DEVLET VE DİN ARASINDA İNSAN

  • Sabah Ülkesi - Cover
  • Selman Bayer

    Bugün insanlığın bir kriz içinde olduğu açık. Din-milliyet, özgürlük-güvenlik, yerel-küresel gibi birtakım ikiliklerin arasında bocalayıp durduğu ortada. Bunun yanında mezhep farklılıklarından, yerel kimliklere varana kadar sürekli bir bölünmeye maruz kaldığı, zorunlu ama insani olmayan bir tercihe zorlandığı aşikâr. İnsan bütün bu farklılıklar arasında yolunu kaybetmiş gibi görünüyor. Aydınlanmanın insanının olduğu kadar, Tanrı’nın yeryüzündeki halifesi olarak kabul edilen insanın da hayatına devam edebilmesi için yalnızca pratik olarak değil, ontolojik olarak da kendinden feragat etmesi, fedakarlıkta bulunması gerekiyor. Bu feragat ve fedakarlıklar neticesinde de gittikçe daha az insan oluyor. Bu krizde başrolü üstlenen iki köklü kurum var. Devlet fikrinin günümüz tezahürü ve temsilcisi olan ulus devletler ile geçmişteki görkemli günlerine olan özlemini fırsat buldukça dile getiren din. Bu iki gücün muhataplarıyla ya da birbirleri arasındaki iktidar mücadelesi kıyasıya devam ediyor. Bu mücadelede hem din hem de devlet gücün ve çatışmanın verdiği yorgunluk ya da ihtirasla meşru kurumsallığını mütemadiyen zayıflatıyor. Bu zayıflığın faturası da insana çıkıyor elbette.
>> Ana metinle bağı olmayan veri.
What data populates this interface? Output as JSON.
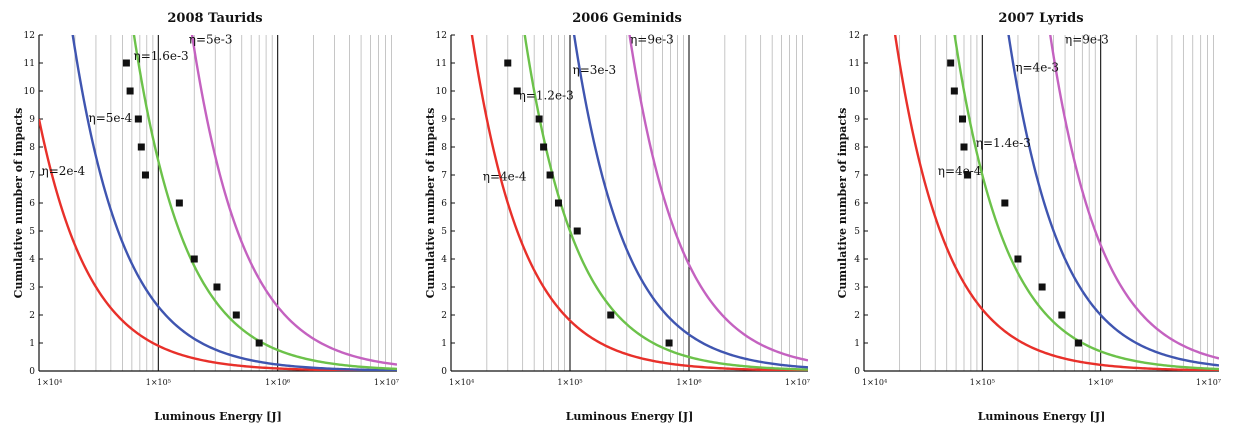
{
  "chart_data": [
    {
      "type": "line",
      "title": "2008 Taurids",
      "xlabel": "Luminous Energy [J]",
      "ylabel": "Cumulative number of impacts",
      "xscale": "log",
      "xlim": [
        10000,
        10000000
      ],
      "ylim": [
        0,
        12
      ],
      "yticks": [
        0,
        1,
        2,
        3,
        4,
        5,
        6,
        7,
        8,
        9,
        10,
        11,
        12
      ],
      "xtick_labels": [
        "1×10⁴",
        "1×10⁵",
        "1×10⁶",
        "1×10⁷"
      ],
      "grid": "log-minor vertical lines",
      "series": [
        {
          "name": "η=2e-4",
          "color": "#e8302a",
          "A": 90000.0
        },
        {
          "name": "η=5e-4",
          "color": "#3f55b0",
          "A": 230000.0
        },
        {
          "name": "η=1.6e-3",
          "color": "#6cc24a",
          "A": 750000.0
        },
        {
          "name": "η=5e-3",
          "color": "#c462c0",
          "A": 2300000.0
        }
      ],
      "annotations": [
        {
          "text": "η=2e-4",
          "x": 10500,
          "y": 7.0
        },
        {
          "text": "η=5e-4",
          "x": 26000,
          "y": 8.9
        },
        {
          "text": "η=1.6e-3",
          "x": 62000,
          "y": 11.1
        },
        {
          "text": "η=5e-3",
          "x": 180000,
          "y": 11.7
        }
      ],
      "points": [
        {
          "x": 54000,
          "y": 11
        },
        {
          "x": 58000,
          "y": 10
        },
        {
          "x": 68000,
          "y": 9
        },
        {
          "x": 72000,
          "y": 8
        },
        {
          "x": 78000,
          "y": 7
        },
        {
          "x": 150000,
          "y": 6
        },
        {
          "x": 200000,
          "y": 4
        },
        {
          "x": 310000,
          "y": 3
        },
        {
          "x": 450000,
          "y": 2
        },
        {
          "x": 700000,
          "y": 1
        }
      ]
    },
    {
      "type": "line",
      "title": "2006 Geminids",
      "xlabel": "Luminous Energy [J]",
      "ylabel": "Cumulative number of impacts",
      "xscale": "log",
      "xlim": [
        10000,
        10000000
      ],
      "ylim": [
        0,
        12
      ],
      "yticks": [
        0,
        1,
        2,
        3,
        4,
        5,
        6,
        7,
        8,
        9,
        10,
        11,
        12
      ],
      "xtick_labels": [
        "1×10⁴",
        "1×10⁵",
        "1×10⁶",
        "1×10⁷"
      ],
      "grid": "log-minor vertical lines",
      "series": [
        {
          "name": "η=4e-4",
          "color": "#e8302a",
          "A": 180000.0
        },
        {
          "name": "η=1.2e-3",
          "color": "#6cc24a",
          "A": 500000.0
        },
        {
          "name": "η=3e-3",
          "color": "#3f55b0",
          "A": 1300000.0
        },
        {
          "name": "η=9e-3",
          "color": "#c462c0",
          "A": 3800000.0
        }
      ],
      "annotations": [
        {
          "text": "η=4e-4",
          "x": 18500,
          "y": 6.8
        },
        {
          "text": "η=1.2e-3",
          "x": 37000,
          "y": 9.7
        },
        {
          "text": "η=3e-3",
          "x": 105000,
          "y": 10.6
        },
        {
          "text": "η=9e-3",
          "x": 320000,
          "y": 11.7
        }
      ],
      "points": [
        {
          "x": 30000,
          "y": 11
        },
        {
          "x": 36000,
          "y": 10
        },
        {
          "x": 55000,
          "y": 9
        },
        {
          "x": 60000,
          "y": 8
        },
        {
          "x": 68000,
          "y": 7
        },
        {
          "x": 80000,
          "y": 6
        },
        {
          "x": 115000,
          "y": 5
        },
        {
          "x": 220000,
          "y": 2
        },
        {
          "x": 680000,
          "y": 1
        }
      ]
    },
    {
      "type": "line",
      "title": "2007 Lyrids",
      "xlabel": "Luminous Energy [J]",
      "ylabel": "Cumulative number of impacts",
      "xscale": "log",
      "xlim": [
        10000,
        10000000
      ],
      "ylim": [
        0,
        12
      ],
      "yticks": [
        0,
        1,
        2,
        3,
        4,
        5,
        6,
        7,
        8,
        9,
        10,
        11,
        12
      ],
      "xtick_labels": [
        "1×10⁴",
        "1×10⁵",
        "1×10⁶",
        "1×10⁷"
      ],
      "grid": "log-minor vertical lines",
      "series": [
        {
          "name": "η=4e-4",
          "color": "#e8302a",
          "A": 220000.0
        },
        {
          "name": "η=1.4e-3",
          "color": "#6cc24a",
          "A": 700000.0
        },
        {
          "name": "η=4e-3",
          "color": "#3f55b0",
          "A": 2000000.0
        },
        {
          "name": "η=9e-3",
          "color": "#c462c0",
          "A": 4500000.0
        }
      ],
      "annotations": [
        {
          "text": "η=4e-4",
          "x": 42000,
          "y": 7.0
        },
        {
          "text": "η=1.4e-3",
          "x": 88000,
          "y": 8.0
        },
        {
          "text": "η=4e-3",
          "x": 190000,
          "y": 10.7
        },
        {
          "text": "η=9e-3",
          "x": 500000,
          "y": 11.7
        }
      ],
      "points": [
        {
          "x": 54000,
          "y": 11
        },
        {
          "x": 58000,
          "y": 10
        },
        {
          "x": 68000,
          "y": 9
        },
        {
          "x": 70000,
          "y": 8
        },
        {
          "x": 75000,
          "y": 7
        },
        {
          "x": 155000,
          "y": 6
        },
        {
          "x": 200000,
          "y": 4
        },
        {
          "x": 320000,
          "y": 3
        },
        {
          "x": 470000,
          "y": 2
        },
        {
          "x": 650000,
          "y": 1
        }
      ]
    }
  ]
}
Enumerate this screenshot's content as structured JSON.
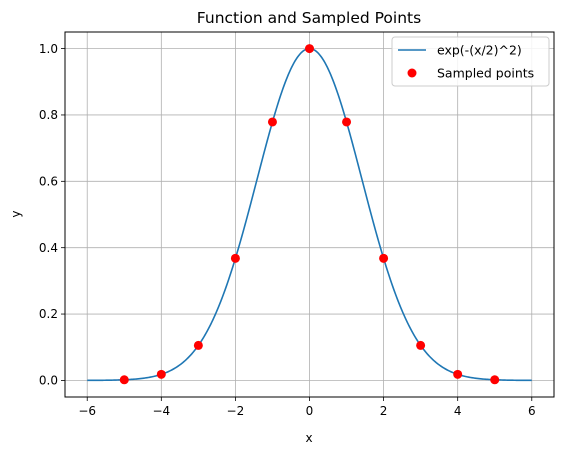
{
  "chart_data": {
    "type": "line",
    "title": "Function and Sampled Points",
    "xlabel": "x",
    "ylabel": "y",
    "xlim": [
      -6.6,
      6.6
    ],
    "ylim": [
      -0.05,
      1.05
    ],
    "x_ticks": [
      -6,
      -4,
      -2,
      0,
      2,
      4,
      6
    ],
    "x_tick_labels": [
      "−6",
      "−4",
      "−2",
      "0",
      "2",
      "4",
      "6"
    ],
    "y_ticks": [
      0.0,
      0.2,
      0.4,
      0.6,
      0.8,
      1.0
    ],
    "y_tick_labels": [
      "0.0",
      "0.2",
      "0.4",
      "0.6",
      "0.8",
      "1.0"
    ],
    "grid": true,
    "legend_position": "top-right",
    "series": [
      {
        "name": "exp(-(x/2)^2)",
        "type": "line",
        "color": "#1f77b4",
        "x_range": [
          -6,
          6
        ],
        "function": "exp(-(x/2)^2)"
      },
      {
        "name": "Sampled points",
        "type": "scatter",
        "color": "#ff0000",
        "x": [
          -5,
          -4,
          -3,
          -2,
          -1,
          0,
          1,
          2,
          3,
          4,
          5
        ],
        "y": [
          0.0019,
          0.0183,
          0.1054,
          0.3679,
          0.7788,
          1.0,
          0.7788,
          0.3679,
          0.1054,
          0.0183,
          0.0019
        ]
      }
    ]
  }
}
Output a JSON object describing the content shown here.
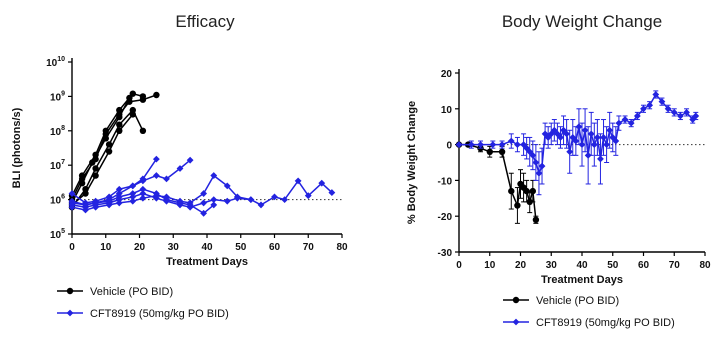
{
  "colors": {
    "vehicle": "#000000",
    "cft8919": "#2323e0",
    "axis": "#000000"
  },
  "chart_data": [
    {
      "type": "line",
      "title": "Efficacy",
      "xlabel": "Treatment Days",
      "ylabel": "BLI (photons/s)",
      "yscale": "log",
      "xlim": [
        0,
        80
      ],
      "ylim": [
        100000,
        10000000000
      ],
      "x_ticks": [
        "0",
        "10",
        "20",
        "30",
        "40",
        "50",
        "60",
        "70",
        "80"
      ],
      "y_ticks": [
        {
          "base": "10",
          "exp": "5"
        },
        {
          "base": "10",
          "exp": "6"
        },
        {
          "base": "10",
          "exp": "7"
        },
        {
          "base": "10",
          "exp": "8"
        },
        {
          "base": "10",
          "exp": "9"
        },
        {
          "base": "10",
          "exp": "10"
        }
      ],
      "reference_line": {
        "y": 1000000,
        "style": "dotted"
      },
      "grid": false,
      "legend": "bottom",
      "series": [
        {
          "name": "Vehicle (PO BID)",
          "group": "vehicle",
          "marker": "circle",
          "x": [
            0,
            3,
            6,
            10,
            14,
            17
          ],
          "y": [
            800000,
            3000000,
            12000000,
            60000000,
            250000000,
            900000000
          ]
        },
        {
          "name": "",
          "group": "vehicle",
          "marker": "circle",
          "x": [
            0,
            3,
            7,
            10,
            14,
            18,
            21
          ],
          "y": [
            1300000,
            5000000,
            20000000,
            100000000,
            400000000,
            1200000000,
            1000000000
          ]
        },
        {
          "name": "",
          "group": "vehicle",
          "marker": "circle",
          "x": [
            0,
            4,
            7,
            11,
            14,
            18,
            21
          ],
          "y": [
            600000,
            2000000,
            8000000,
            40000000,
            150000000,
            400000000,
            100000000
          ]
        },
        {
          "name": "",
          "group": "vehicle",
          "marker": "circle",
          "x": [
            0,
            3,
            7,
            10,
            14,
            17,
            21,
            25
          ],
          "y": [
            1000000,
            4000000,
            15000000,
            80000000,
            300000000,
            700000000,
            800000000,
            1100000000
          ]
        },
        {
          "name": "",
          "group": "vehicle",
          "marker": "circle",
          "x": [
            0,
            4,
            7,
            11,
            14,
            18
          ],
          "y": [
            700000,
            1500000,
            5000000,
            25000000,
            100000000,
            300000000
          ]
        },
        {
          "name": "CFT8919 (50mg/kg PO BID)",
          "group": "cft8919",
          "marker": "diamond",
          "x": [
            0,
            4,
            7,
            11,
            14,
            18,
            21,
            25
          ],
          "y": [
            1500000,
            800000,
            900000,
            1200000,
            2000000,
            2500000,
            4000000,
            15000000
          ]
        },
        {
          "name": "",
          "group": "cft8919",
          "marker": "diamond",
          "x": [
            0,
            4,
            7,
            11,
            14,
            18,
            21,
            25,
            28,
            32,
            35
          ],
          "y": [
            900000,
            700000,
            800000,
            1000000,
            1500000,
            2500000,
            3500000,
            5000000,
            4000000,
            8000000,
            14000000
          ]
        },
        {
          "name": "",
          "group": "cft8919",
          "marker": "diamond",
          "x": [
            0,
            4,
            7,
            11,
            14,
            18,
            21,
            25,
            28,
            32,
            35,
            39,
            42,
            46,
            49,
            53
          ],
          "y": [
            700000,
            600000,
            700000,
            800000,
            1000000,
            1200000,
            1500000,
            1100000,
            900000,
            700000,
            600000,
            800000,
            1000000,
            900000,
            1100000,
            1000000
          ]
        },
        {
          "name": "",
          "group": "cft8919",
          "marker": "diamond",
          "x": [
            0,
            4,
            7,
            11,
            14,
            18,
            21,
            25,
            28,
            32,
            35,
            39,
            42,
            46,
            49,
            53,
            56,
            60,
            63,
            67,
            70,
            74,
            77
          ],
          "y": [
            600000,
            500000,
            600000,
            700000,
            800000,
            900000,
            1100000,
            1300000,
            1200000,
            900000,
            800000,
            1500000,
            5000000,
            2500000,
            1200000,
            1000000,
            700000,
            1200000,
            1000000,
            3500000,
            1300000,
            3000000,
            1600000
          ]
        },
        {
          "name": "",
          "group": "cft8919",
          "marker": "diamond",
          "x": [
            0,
            4,
            7,
            11,
            14,
            18,
            21,
            25,
            28,
            32,
            35,
            39,
            42
          ],
          "y": [
            800000,
            700000,
            800000,
            900000,
            1200000,
            1500000,
            2000000,
            1500000,
            1000000,
            800000,
            700000,
            400000,
            700000
          ]
        }
      ]
    },
    {
      "type": "line",
      "title": "Body Weight Change",
      "xlabel": "Treatment Days",
      "ylabel": "% Body Weight Change",
      "xlim": [
        0,
        80
      ],
      "ylim": [
        -30,
        20
      ],
      "x_ticks": [
        "0",
        "10",
        "20",
        "30",
        "40",
        "50",
        "60",
        "70",
        "80"
      ],
      "y_ticks": [
        "20",
        "10",
        "0",
        "-10",
        "-20",
        "-30"
      ],
      "reference_line": {
        "y": 0,
        "style": "dotted"
      },
      "grid": false,
      "legend": "bottom",
      "series": [
        {
          "name": "Vehicle (PO BID)",
          "group": "vehicle",
          "marker": "circle",
          "x": [
            0,
            3,
            7,
            10,
            14,
            17,
            19,
            20,
            21,
            22,
            23,
            24,
            25
          ],
          "y": [
            0,
            0,
            -1,
            -2,
            -2,
            -13,
            -17,
            -11,
            -12,
            -13,
            -16,
            -13,
            -21
          ],
          "error": [
            0,
            0.5,
            1,
            1.5,
            1.5,
            5,
            5,
            4,
            4,
            3,
            3,
            3,
            1
          ]
        },
        {
          "name": "CFT8919 (50mg/kg PO BID)",
          "group": "cft8919",
          "marker": "diamond",
          "x": [
            0,
            4,
            7,
            11,
            14,
            17,
            19,
            21,
            22,
            23,
            24,
            25,
            26,
            27,
            28,
            29,
            30,
            31,
            32,
            33,
            34,
            35,
            36,
            37,
            38,
            39,
            40,
            41,
            42,
            43,
            44,
            45,
            46,
            47,
            48,
            49,
            50,
            51,
            52,
            54,
            56,
            58,
            60,
            62,
            64,
            66,
            68,
            70,
            72,
            74,
            76,
            77
          ],
          "y": [
            0,
            0,
            0,
            0,
            0,
            1,
            0,
            0,
            -1,
            -2,
            -3,
            -5,
            -8,
            -6,
            3,
            2,
            3,
            4,
            3,
            2,
            4,
            3,
            -2,
            2,
            1,
            5,
            0,
            4,
            -3,
            3,
            0,
            2,
            -4,
            2,
            0,
            4,
            2,
            1,
            6,
            7,
            6,
            8,
            10,
            11,
            14,
            12,
            10,
            9,
            8,
            9,
            7,
            8
          ],
          "error": [
            0,
            1,
            1,
            1,
            1,
            2,
            2,
            3,
            3,
            4,
            4,
            5,
            6,
            5,
            3,
            3,
            3,
            3,
            3,
            3,
            4,
            4,
            6,
            5,
            4,
            5,
            6,
            6,
            8,
            6,
            6,
            5,
            7,
            5,
            5,
            5,
            4,
            4,
            2,
            1,
            1,
            1,
            1,
            1,
            1,
            1,
            1,
            1,
            1,
            1,
            1,
            1
          ]
        }
      ]
    }
  ]
}
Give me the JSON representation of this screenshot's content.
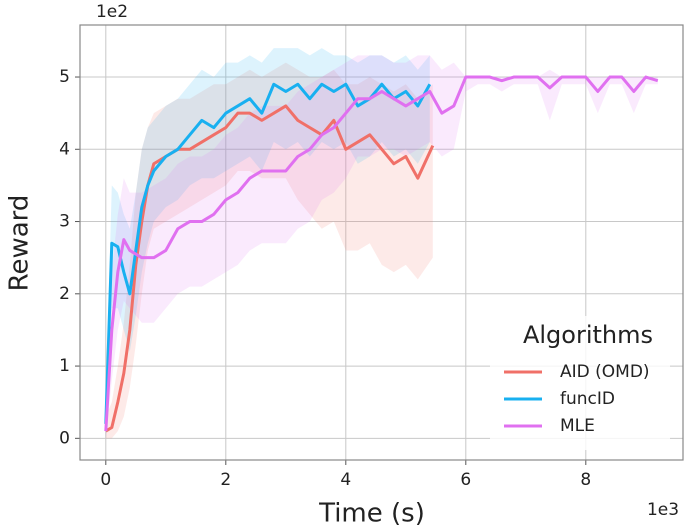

Diğer yandan, insanoğlu bu sıkışmışlığın getirdiği paralize durumun yanında teknolojinin gelişimi ve dayattığı yeni dünyevi tavırların baskısıyla yeni bir tehditle de karşı karşıya. İdeal olarak dünya var olalı beri bir kültürü, geleneği olan insanın, bu sefer gerçekten tahtından edilmesi söz konusu. Bu durum da insanlığın karşı karşıya olduğu krizi ayan beyan ortaya çıkarıyor.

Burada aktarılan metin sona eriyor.